We learned that the orchard we’ve most consistently pollinated ran out of water last year. They have a couple of pond reservoirs and a well onsite, but they ultimately just couldn’t water the trees last year at some critical moments. As a result, they yielded half of their normal crop and have a lean budget to work with in 2022. Sometimes March blesses California with some bonus showers–we will hope that comes true this year!
The bees have the good fortune of visiting the trees after the rainy season, so there is pretty much always adequate water to launch the bloom. Then the bees get to run. The real challenge for the growers occurs in the heat of summer as the water supply dwindles and the costs mount. It costs a few hundred thousand dollars to irrigate a single large orchard through the dry season. The symbiosis between beekeepers and almond growers can only persist as long as there is enough water to power the system. Some orchards were pulled out or permitted to die last year due to water shortages and high expenses. Let’s hope that pattern doesn’t have to continue.

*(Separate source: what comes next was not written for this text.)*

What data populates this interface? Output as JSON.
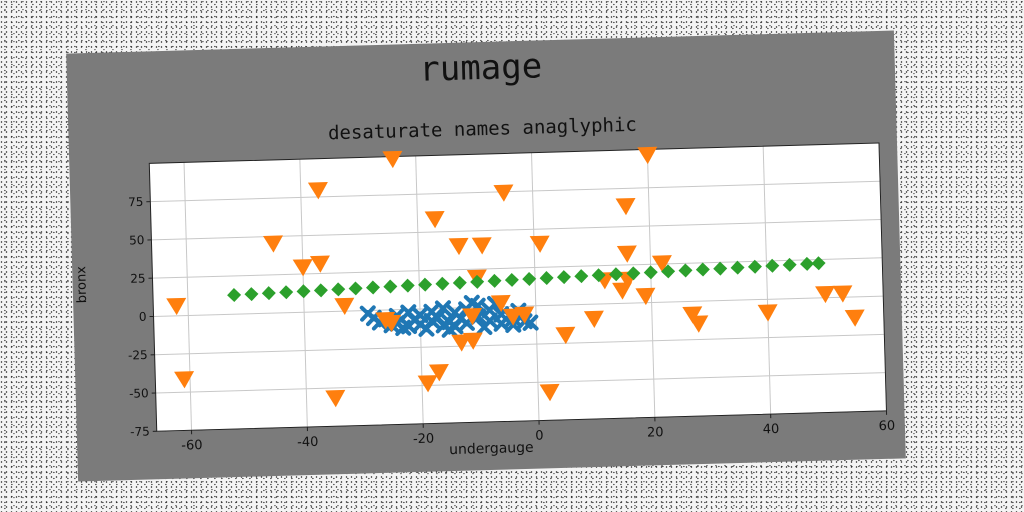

For the moment, the bees are benefitting from early stimulus. Pure pollen collection turned over to significant nectar gathering a few days ago. Almonds give pollen first, and then they produce nectar in a fairly brief window as they push carbohydrates to the new nutlets. It is so dry that I worry some beekeepers will not see the nectar they want for the bees unless the orchard is irrigating at opportune times. We don’t harvest almond honey, but it is great food for the bees.
Now we wait to learn about the next phase of the beekeeping year. The usual calendar is likely to get overhauled as growers inevitably release hives from the orchards a few weeks earlier than normal to commence the chemical applications that protect their crop. Soon we will find out if we can keep the bees in California for splitting or if we need to take them back to Iowa. Every year is an adventure in uncertainty.